The choreographer Mark Morris, long celebrated for the depth of his musicality, brings a program of dances set to American music, jazz, country and experimental works alike, to the stage, an expression of his lifelong conviction that all music deserves to be taken seriously.

Few choreographers listen as closely to music as Mark Morris. For more than four decades, the American dancemaker has built a body of work grounded in the conviction that dance should not sit on top of music but emerge from it, and his latest program, a set of dances drawn from the breadth of American music, is a distillation of that belief.

Morris, one of the most admired choreographers of his generation, [has turned to the range of American song and sound](https://www.nytimes.com/2026/07/17/theater/mark-morris-dances-to-american-music.html), from early jazz to country to the work of the country's more experimental composers. The result is less a single piece than a kind of map of American music, translated into movement by an artist known above all for the acuity of his ear.

## A lifelong musicality

Born in Seattle in the 1950s, Morris grew up steeped in music, and founded his company, the Mark Morris Dance Group, in 1980. Over the years it has produced a large and varied body of work, setting dances to composers as different as Bach and Handel on the one hand and popular and vernacular musicians on the other. What unites them is Morris's approach: he studies a score, finds the rhythms and feeling already within it, and makes them visible in the bodies of his dancers.
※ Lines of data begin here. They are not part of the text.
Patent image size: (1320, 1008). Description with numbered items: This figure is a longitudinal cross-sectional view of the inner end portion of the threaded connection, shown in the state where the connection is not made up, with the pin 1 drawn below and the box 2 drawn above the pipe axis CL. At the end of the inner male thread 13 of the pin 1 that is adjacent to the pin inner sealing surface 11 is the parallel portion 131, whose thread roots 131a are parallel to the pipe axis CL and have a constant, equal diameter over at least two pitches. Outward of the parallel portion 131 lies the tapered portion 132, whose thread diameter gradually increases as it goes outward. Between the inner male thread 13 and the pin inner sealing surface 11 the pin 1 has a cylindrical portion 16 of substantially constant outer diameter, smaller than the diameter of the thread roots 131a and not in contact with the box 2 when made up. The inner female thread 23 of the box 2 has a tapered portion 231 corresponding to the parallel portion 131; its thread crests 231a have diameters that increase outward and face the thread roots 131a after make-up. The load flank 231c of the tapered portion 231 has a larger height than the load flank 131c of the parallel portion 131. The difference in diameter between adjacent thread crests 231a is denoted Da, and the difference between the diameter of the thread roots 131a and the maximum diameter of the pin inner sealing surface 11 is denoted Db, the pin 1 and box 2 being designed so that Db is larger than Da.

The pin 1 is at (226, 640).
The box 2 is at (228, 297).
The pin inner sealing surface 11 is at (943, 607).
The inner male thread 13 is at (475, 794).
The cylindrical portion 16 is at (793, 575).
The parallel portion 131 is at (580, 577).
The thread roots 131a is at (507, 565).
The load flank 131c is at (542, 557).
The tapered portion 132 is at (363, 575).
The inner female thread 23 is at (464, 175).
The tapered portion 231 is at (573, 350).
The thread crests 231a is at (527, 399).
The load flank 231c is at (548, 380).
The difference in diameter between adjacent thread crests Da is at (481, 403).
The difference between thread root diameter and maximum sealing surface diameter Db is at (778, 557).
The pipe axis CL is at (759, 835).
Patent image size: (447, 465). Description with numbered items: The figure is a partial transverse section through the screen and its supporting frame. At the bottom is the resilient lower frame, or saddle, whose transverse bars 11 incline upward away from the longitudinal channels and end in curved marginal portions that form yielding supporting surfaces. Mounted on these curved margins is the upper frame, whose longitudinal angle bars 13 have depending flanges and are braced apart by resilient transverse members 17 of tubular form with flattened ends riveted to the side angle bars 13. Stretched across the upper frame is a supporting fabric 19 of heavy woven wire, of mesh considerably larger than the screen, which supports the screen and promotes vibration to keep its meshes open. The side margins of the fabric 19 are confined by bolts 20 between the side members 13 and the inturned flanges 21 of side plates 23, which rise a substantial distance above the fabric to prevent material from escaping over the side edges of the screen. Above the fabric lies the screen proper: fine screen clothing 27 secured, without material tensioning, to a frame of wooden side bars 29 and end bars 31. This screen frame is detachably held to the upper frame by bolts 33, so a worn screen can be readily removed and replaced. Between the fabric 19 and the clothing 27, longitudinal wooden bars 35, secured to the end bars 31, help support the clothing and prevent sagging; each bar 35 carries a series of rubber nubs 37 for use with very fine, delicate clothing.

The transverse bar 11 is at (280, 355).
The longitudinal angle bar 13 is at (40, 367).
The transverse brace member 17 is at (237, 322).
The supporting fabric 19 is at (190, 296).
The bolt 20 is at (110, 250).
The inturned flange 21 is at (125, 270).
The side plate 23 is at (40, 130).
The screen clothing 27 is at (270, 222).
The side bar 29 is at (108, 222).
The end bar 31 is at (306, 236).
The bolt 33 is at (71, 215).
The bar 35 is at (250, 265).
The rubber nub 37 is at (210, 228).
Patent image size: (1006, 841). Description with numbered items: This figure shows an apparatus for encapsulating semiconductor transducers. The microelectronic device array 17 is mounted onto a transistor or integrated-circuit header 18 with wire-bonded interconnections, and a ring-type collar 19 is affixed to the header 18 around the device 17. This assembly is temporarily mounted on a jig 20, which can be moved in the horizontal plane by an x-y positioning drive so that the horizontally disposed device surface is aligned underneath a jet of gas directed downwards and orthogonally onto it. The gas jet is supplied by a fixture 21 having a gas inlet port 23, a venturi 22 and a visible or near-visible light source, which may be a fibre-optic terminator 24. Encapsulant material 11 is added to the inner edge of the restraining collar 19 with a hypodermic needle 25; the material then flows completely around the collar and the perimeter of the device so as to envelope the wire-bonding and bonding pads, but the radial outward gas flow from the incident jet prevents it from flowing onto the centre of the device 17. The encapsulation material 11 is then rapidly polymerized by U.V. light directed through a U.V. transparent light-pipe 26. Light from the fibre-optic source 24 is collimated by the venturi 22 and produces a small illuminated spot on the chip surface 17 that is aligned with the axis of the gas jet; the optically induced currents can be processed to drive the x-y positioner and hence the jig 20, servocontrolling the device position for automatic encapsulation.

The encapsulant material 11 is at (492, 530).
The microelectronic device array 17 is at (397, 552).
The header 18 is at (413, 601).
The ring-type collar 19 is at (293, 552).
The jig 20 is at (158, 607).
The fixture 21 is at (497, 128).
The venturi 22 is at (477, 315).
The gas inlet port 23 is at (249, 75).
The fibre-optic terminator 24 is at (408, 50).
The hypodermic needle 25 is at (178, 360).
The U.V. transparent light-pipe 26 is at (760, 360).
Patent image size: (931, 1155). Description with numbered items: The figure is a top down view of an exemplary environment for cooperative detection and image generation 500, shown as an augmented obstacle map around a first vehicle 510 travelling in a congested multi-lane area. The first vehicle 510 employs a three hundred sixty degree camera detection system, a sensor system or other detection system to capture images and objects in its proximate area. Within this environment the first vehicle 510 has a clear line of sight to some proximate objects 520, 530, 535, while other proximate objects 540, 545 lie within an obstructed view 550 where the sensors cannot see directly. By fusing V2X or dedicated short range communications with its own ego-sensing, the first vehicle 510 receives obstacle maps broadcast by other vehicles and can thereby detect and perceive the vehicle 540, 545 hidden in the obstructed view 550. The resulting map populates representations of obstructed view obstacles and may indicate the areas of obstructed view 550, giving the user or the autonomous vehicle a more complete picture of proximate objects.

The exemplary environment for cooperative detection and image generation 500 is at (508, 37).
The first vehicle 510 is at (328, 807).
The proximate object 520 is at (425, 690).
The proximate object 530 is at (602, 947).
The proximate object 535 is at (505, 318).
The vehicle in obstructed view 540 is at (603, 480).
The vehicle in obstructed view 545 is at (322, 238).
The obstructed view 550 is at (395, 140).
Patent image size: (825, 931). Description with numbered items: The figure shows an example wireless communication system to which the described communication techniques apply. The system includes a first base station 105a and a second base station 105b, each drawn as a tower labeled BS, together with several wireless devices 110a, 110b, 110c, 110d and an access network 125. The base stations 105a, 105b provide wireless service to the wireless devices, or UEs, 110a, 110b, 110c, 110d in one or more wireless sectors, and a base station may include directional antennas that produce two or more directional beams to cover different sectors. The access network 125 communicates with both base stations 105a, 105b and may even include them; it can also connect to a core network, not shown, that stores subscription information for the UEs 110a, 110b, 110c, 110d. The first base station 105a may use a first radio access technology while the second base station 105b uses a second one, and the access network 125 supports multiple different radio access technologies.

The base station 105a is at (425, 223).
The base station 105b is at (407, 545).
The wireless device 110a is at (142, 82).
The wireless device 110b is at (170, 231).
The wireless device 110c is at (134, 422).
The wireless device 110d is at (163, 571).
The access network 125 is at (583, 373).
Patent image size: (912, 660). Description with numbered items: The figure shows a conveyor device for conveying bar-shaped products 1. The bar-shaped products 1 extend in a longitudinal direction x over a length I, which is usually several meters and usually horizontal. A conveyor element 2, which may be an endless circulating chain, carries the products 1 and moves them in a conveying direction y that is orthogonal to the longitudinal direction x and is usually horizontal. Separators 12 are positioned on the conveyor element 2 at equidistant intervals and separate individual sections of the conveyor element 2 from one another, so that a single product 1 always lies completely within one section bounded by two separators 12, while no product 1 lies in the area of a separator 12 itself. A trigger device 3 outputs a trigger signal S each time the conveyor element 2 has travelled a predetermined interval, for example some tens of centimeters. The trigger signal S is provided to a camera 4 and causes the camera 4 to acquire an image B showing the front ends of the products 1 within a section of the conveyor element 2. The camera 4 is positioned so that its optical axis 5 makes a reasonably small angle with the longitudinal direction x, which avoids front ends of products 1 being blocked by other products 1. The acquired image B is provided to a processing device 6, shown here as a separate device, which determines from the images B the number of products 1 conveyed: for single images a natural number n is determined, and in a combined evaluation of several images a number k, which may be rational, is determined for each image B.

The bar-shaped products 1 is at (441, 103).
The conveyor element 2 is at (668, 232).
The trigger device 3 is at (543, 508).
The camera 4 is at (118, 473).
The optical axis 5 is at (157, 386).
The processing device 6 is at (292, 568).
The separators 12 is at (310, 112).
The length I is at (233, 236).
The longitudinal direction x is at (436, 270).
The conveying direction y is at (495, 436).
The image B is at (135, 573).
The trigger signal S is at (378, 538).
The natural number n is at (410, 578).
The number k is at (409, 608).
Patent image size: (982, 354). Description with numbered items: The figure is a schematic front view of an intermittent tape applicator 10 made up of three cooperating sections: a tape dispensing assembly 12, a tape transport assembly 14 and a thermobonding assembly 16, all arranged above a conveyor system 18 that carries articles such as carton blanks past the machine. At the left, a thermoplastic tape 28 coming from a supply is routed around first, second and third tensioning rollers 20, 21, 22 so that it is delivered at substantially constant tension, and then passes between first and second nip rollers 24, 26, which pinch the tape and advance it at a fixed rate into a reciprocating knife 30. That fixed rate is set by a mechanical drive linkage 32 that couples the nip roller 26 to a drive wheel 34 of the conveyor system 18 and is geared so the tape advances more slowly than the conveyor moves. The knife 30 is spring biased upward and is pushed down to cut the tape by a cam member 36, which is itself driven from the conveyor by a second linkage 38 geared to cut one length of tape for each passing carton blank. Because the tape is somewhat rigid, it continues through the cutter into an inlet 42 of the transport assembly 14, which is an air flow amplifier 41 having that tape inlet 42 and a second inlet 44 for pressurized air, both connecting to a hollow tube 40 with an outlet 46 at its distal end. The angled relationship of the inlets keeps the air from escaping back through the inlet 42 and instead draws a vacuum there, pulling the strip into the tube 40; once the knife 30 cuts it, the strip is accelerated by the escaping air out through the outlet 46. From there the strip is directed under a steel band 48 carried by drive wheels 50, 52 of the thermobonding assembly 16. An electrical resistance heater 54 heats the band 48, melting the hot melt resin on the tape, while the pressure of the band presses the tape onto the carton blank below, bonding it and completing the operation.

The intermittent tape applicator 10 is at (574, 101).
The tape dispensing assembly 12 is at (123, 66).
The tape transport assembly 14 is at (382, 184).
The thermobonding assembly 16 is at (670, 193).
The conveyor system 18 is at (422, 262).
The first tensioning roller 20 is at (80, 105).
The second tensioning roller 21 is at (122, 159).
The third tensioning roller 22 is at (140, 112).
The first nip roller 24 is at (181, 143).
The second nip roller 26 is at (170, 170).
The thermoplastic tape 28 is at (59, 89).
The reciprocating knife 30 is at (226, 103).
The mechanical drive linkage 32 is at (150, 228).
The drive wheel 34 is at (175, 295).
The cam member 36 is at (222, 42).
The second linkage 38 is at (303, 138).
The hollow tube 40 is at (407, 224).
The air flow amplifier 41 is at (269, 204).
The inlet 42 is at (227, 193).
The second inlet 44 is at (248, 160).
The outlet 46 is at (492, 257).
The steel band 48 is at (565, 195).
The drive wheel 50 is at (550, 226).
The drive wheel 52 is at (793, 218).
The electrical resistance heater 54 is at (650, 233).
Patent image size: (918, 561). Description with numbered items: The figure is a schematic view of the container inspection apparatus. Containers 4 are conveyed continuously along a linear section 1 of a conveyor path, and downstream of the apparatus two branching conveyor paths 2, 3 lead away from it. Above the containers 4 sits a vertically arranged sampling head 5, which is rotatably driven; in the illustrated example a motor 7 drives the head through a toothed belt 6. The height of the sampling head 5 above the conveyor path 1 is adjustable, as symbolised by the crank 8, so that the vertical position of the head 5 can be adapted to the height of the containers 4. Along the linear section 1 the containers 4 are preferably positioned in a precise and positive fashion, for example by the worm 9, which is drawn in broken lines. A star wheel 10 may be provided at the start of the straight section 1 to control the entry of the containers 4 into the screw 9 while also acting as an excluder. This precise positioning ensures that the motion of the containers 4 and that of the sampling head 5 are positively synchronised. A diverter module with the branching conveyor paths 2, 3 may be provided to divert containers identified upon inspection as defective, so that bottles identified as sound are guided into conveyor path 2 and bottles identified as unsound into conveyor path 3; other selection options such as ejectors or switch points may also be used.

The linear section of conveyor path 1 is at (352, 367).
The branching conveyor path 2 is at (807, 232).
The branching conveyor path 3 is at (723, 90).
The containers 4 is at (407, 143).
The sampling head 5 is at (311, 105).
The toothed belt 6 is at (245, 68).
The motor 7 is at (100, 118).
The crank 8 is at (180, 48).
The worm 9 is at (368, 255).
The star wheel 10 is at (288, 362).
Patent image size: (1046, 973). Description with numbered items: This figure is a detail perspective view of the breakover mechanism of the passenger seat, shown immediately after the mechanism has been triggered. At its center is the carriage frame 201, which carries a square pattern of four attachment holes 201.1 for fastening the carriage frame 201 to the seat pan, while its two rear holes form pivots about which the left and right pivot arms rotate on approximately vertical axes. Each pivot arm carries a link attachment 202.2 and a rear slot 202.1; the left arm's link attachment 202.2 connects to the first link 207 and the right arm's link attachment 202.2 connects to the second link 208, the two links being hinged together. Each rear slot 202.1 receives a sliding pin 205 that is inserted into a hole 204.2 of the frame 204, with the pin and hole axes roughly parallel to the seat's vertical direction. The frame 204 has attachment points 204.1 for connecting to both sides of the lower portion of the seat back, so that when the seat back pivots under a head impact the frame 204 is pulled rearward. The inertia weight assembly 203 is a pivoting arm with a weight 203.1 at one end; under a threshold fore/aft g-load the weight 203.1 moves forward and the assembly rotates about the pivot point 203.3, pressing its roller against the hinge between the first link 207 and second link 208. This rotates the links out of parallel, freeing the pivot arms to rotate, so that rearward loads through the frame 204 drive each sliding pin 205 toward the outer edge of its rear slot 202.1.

That method has earned him a reputation as perhaps the most musical of living choreographers, an artist for whom the relationship between sound and movement is not decorative but structural. A phrase of music becomes a phrase of dance; the architecture of a song is echoed in the shapes on stage.

## Taking vernacular music seriously

What is striking about a program built on American music is the seriousness with which Morris treats forms sometimes dismissed as merely popular. Jazz, with its syncopation and swing, and country, with its plainspoken storytelling of love and loss, are given the same careful attention he brings to the classical canon. In Morris's hands, a country ballad is not a novelty but a small drama, worthy of being danced.

That inclusiveness is a hallmark of his sensibility. He has never drawn a sharp line between high and low, treating the whole span of music as a single, rich resource. To set dances to Gershwin and to the sounds of the American heartland in the same breath is, for him, entirely natural.

## More than performances

Morris's influence extends beyond the stage. He has built an institution around his company, including a centre that offers dance education and space to the wider community, reflecting a belief that dance should be part of ordinary life and not only the preserve of the elite. His work has been performed around the world, and his approach has shaped how a generation of choreographers thinks about the bond between music and movement.

For audiences, a program of dances to American music offers both pleasure and a gentle argument: that listening deeply is a discipline, that the country's musical heritage is vast and various, and that in the right hands the human body can become, in effect, another instrument, giving visible form to what the ear alone might miss.

At a time when so much culture is consumed quickly and half-attentively, Morris's insistence on truly hearing the music, and on honouring every kind of it, feels less like nostalgia than a quiet act of resistance. In setting America's songs in motion, he reminds us how much there is to hear, and to see.